Using @simd merely gives the compiler license to vectorize. Whether it actually does so depends on the compiler. To actually benefit from the current implementation, your loop should have the following additional properties:
- The loop must be an innermost loop.
- The loop body must be straight-line code. This is why @inbounds is currently needed for all array accesses.
- Accesses must have a stride pattern and cannot be “gathers” (random-index reads) or “scatters” (random-index writes).
- The stride should be unit stride.
- In some simple cases, for example with 2-3 arrays accessed in a loop, the LLVM auto-vectorization may kick in automatically, leading to no further speedup with @simd.
工具¶
Julia includes some tools that may help you improve the performance of your code:
- Profiling allows you to measure the performance of your running code and identify lines that serve as bottlenecks.
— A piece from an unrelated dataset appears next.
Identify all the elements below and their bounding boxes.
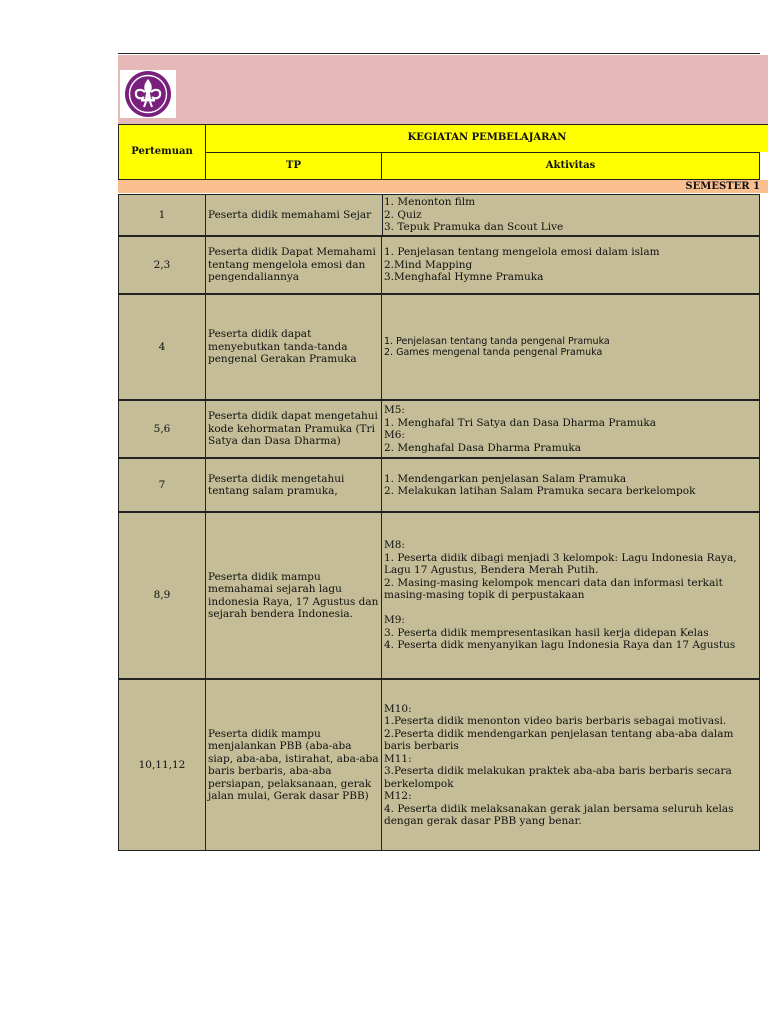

- Unexpectedly-large memory allocations—as reported by @time, @allocated, or the profiler (through calls to the garbage-collection routines)—hint that there might be issues with your code. If you don’t see another reason for the allocations, suspect a type problem.
- Using code_typed() on your function can help identify sources of type problems. Look particularly for variables that, contrary to your intentions, are inferred to be Union types. Such problems can usually be fixed using the tips above.